21.59. Je constate aussi que l’Iran ne peut établir que ses attaques contre les navires neutres
répondaient à l’exigence de proportionnalité inhérente à l’exercice du droit de légitime défense. A
supposer que, sur les centaines de navires attaqués par l’Iran dans le Golfe à cette période, certains
d’entre eux aient transporté des biens de contrebande, le lancement de missiles, le mouillage de
mines et autres attaques aveugles de navires par l’Iran n’en étaient pas moins des actes
extraordinairement disproportionnés par rapport au dommage, quel qu’il fût, que cette contrebande
hypothétique aurait pu faire subir à l’Iran.
- 39 -
21.60. Bref, en se contentant d’attaquer de tels navires et de mouiller des mines sans préavis
dans des voies de navigation neutres, l’Iran n’agissait pas pour protéger ses intérêts vitaux sur le
plan de la sécurité pas plus qu’il n’accomplissait un acte nécessaire et proportionné de légitime
défense; il terrorisait purement et simplement les navires d’autres Etats.
F. Il est malaisé de la part de l’Iran de considérer la demande reconventionnelle comme
«générique» ou «particulière»
21.61. Monsieur le président, j’en arrive à la sixième partie de mon exposé. L’Iran semble
juger utile de considérer la demande reconventionnelle des Etats-Unis soit comme un moyen de
défense «générique», soit comme une série d’allégations «particulières». Les Etats-Unis ne voyant
pas l’utilité de ces considérations, nous nous contenterons d’examiner la demande
reconventionnelle comme toute autre demande : la demande reconventionnelle présente des aspects
généraux et en même temps un éventail de faits particuliers sur lesquels elle repose. Qui plus est,
nous relevons que la distinction générique/particulier opérée par l’Iran ne traduit pas la manière
dont la Cour statue.
21.62. Par exemple, examinons comment la Cour aborde l’affaire Nicaragua c. Etats-Unis.

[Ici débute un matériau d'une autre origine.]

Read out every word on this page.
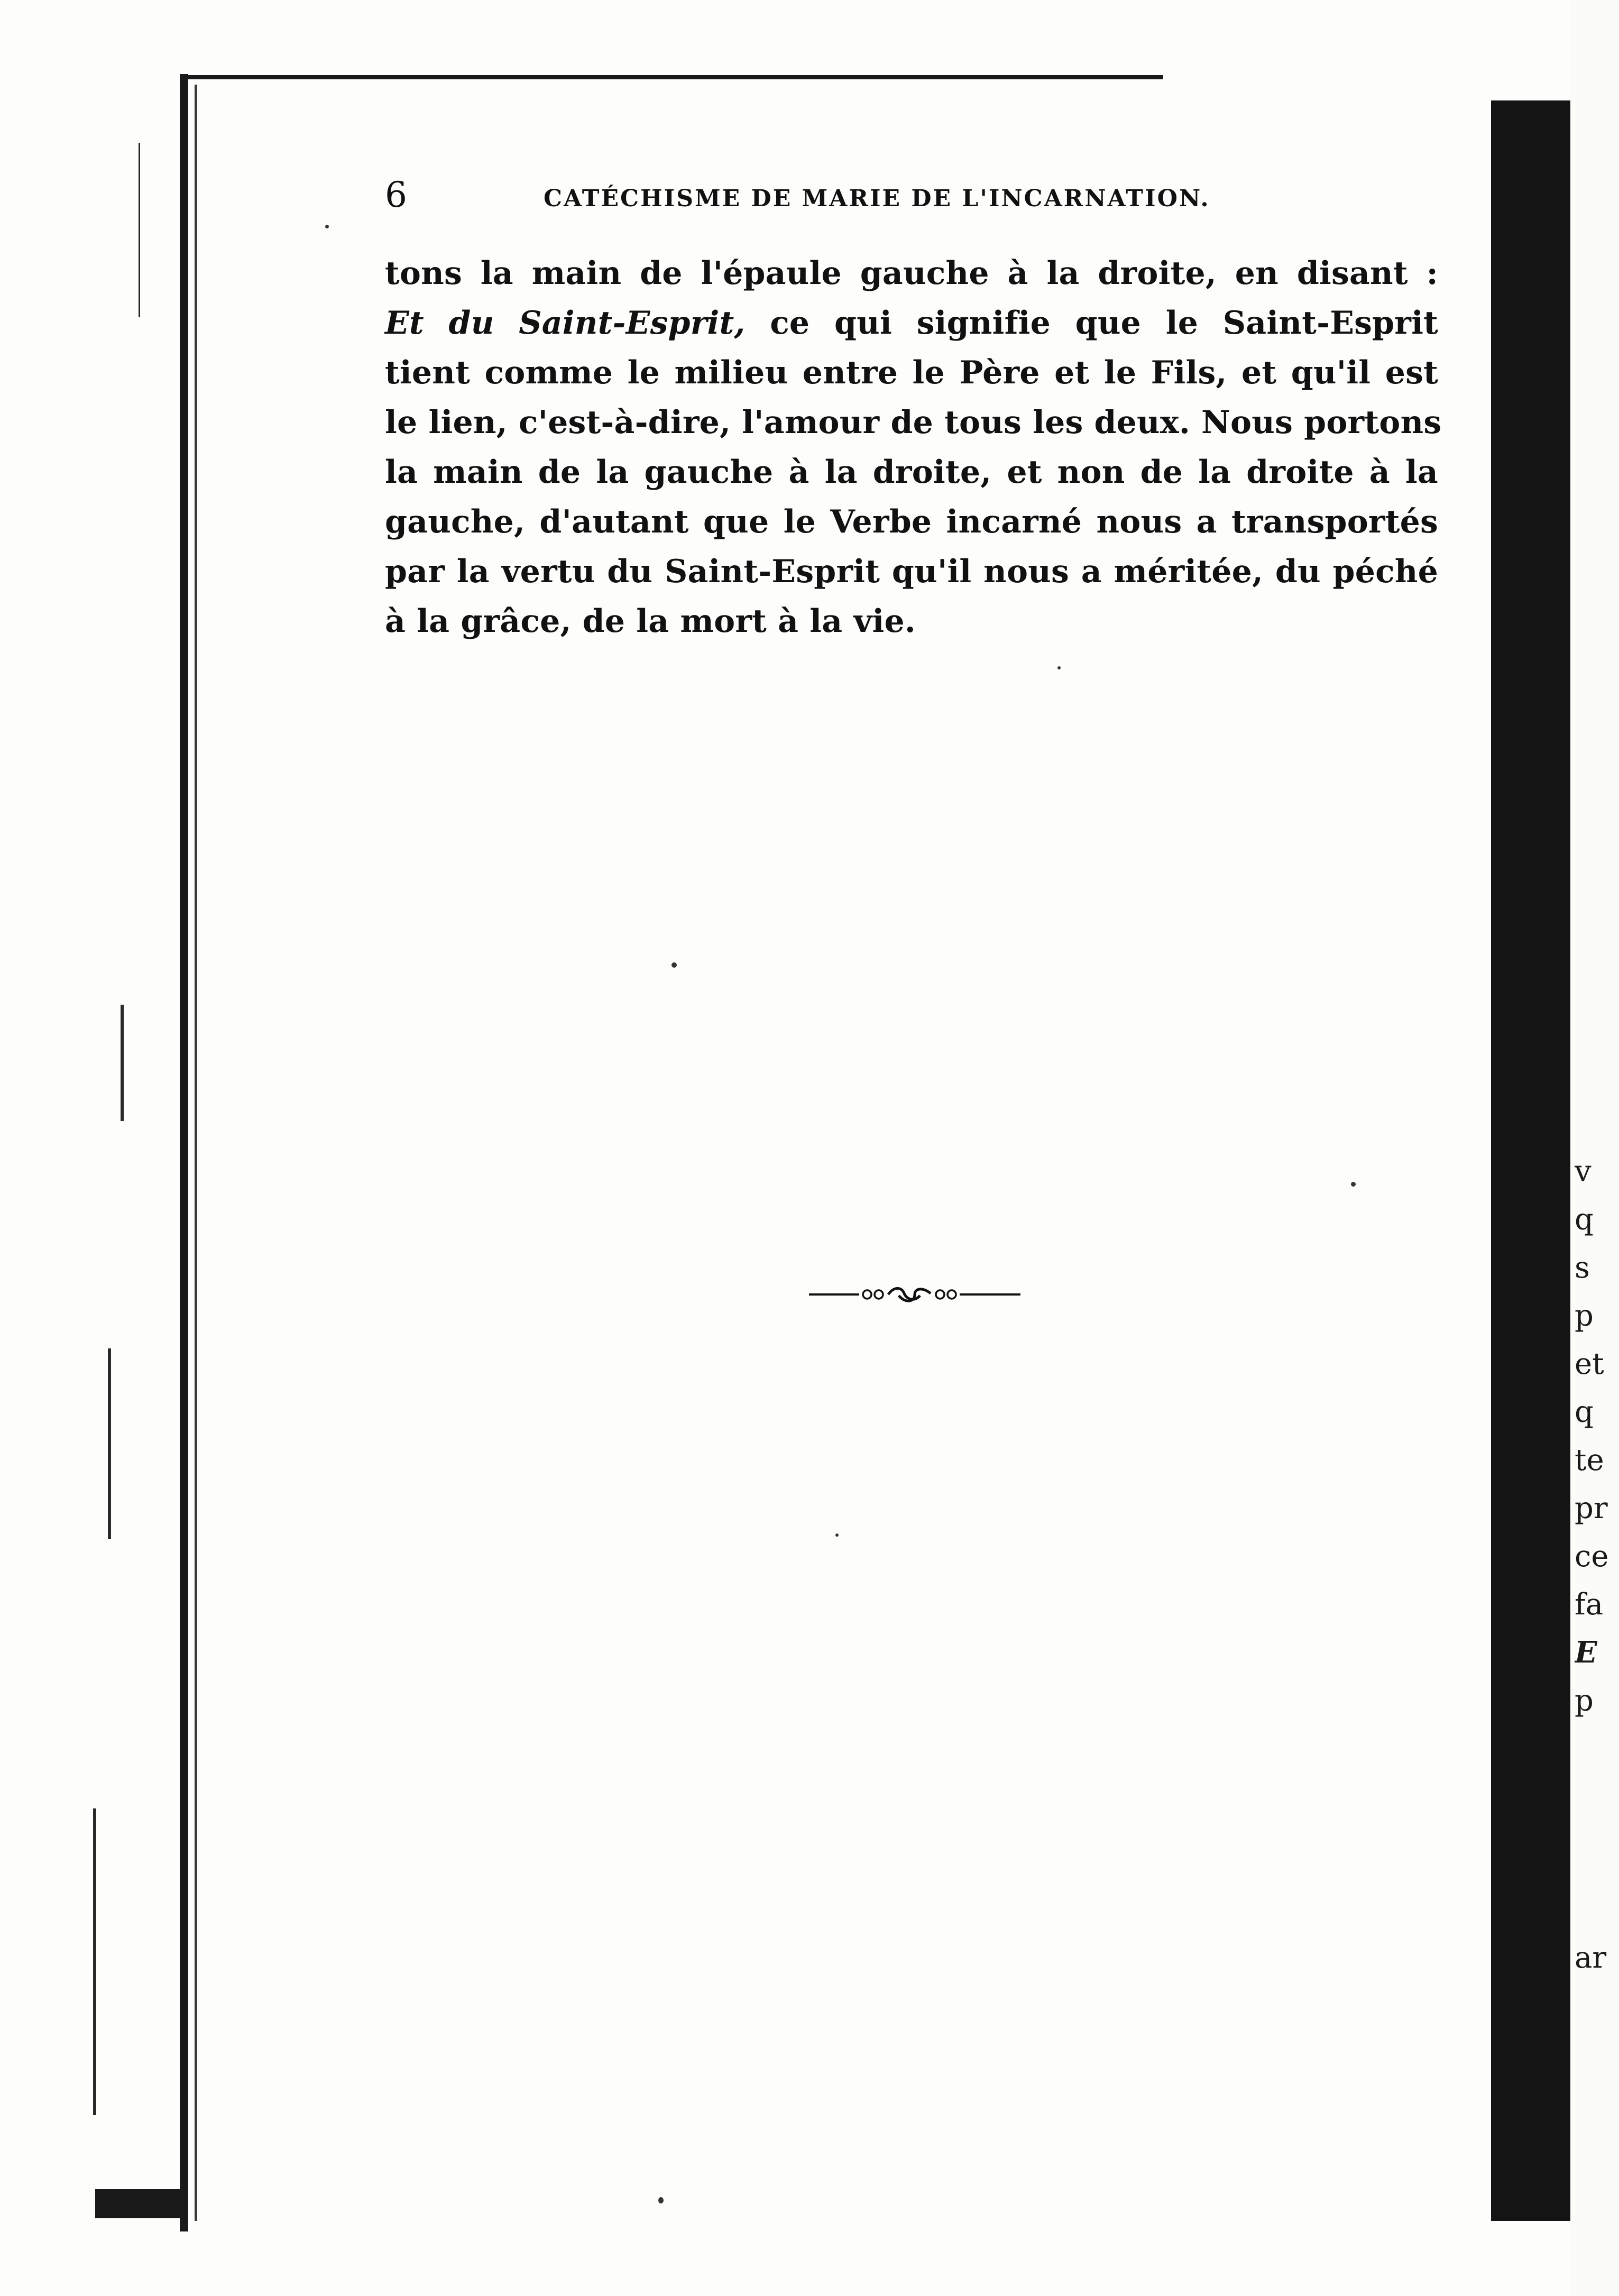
6	CATÉCHISME DE MARIE DE L'INCARNATION.
tons la main de l'épaule gauche à la droite, en disant :
Et du Saint-Esprit, ce qui signifie que le Saint-Esprit
tient comme le milieu entre le Père et le Fils, et qu'il est
le lien, c'est-à-dire, l'amour de tous les deux. Nous portons
la main de la gauche à la droite, et non de la droite à la
gauche, d'autant que le Verbe incarné nous a transportés
par la vertu du Saint-Esprit qu'il nous a méritée, du péché
à la grâce, de la mort à la vie.
v
q
s
p
et
q
te
pr
ce
fa
E
p
ar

Dans cette espèce, le Nicaragua avait énoncé dans sa requête des conclusions très générales selon
lesquelles les Etats-Unis «dirigea[ient] des actions militaires et paramilitaires au Nicaragua et
contre celui-ci» en violation du droit international et, ce faisant, «[avaient] enfreint et
[enfreignaient] la liberté des mers et [interrompaient] le commerce maritime pacifique» (requête du
Nicaragua du 9 avril 1982, C.I.J. Mémoires, Activités militaires et paramilitaires au Nicaragua et
contre celui-ci (Nicaragua c. Etats-Unis d’Amérique), vol. I, p. 9, par. 26, al. a)). Voilà une
allégation très générale. Le Nicaragua a ensuite communiqué à la Cour, dans ses pièces écrites et
ses plaidoiries, des informations tant générales que particulières sur les prétendues actions des
Etats-Unis. Il a produit en particulier des preuves concernant douze incidents particuliers de
bateaux de pêche nicaraguayens et non nicaraguayens ayant heurté des mines, ainsi que des
informations issues du Lloyd’s, d’articles de presse et d’autres sources, indiquant que les Etats-Unis
avaient mouillé des mines sans préavis, (Activités militaires et paramilitaires au Nicaragua et
contre celui-ci (Nicaragua c. Etats-Unis d’Amérique), fond, arrêt, C.I.J. Recueil 1986, p. 46-48,
par. 76-80).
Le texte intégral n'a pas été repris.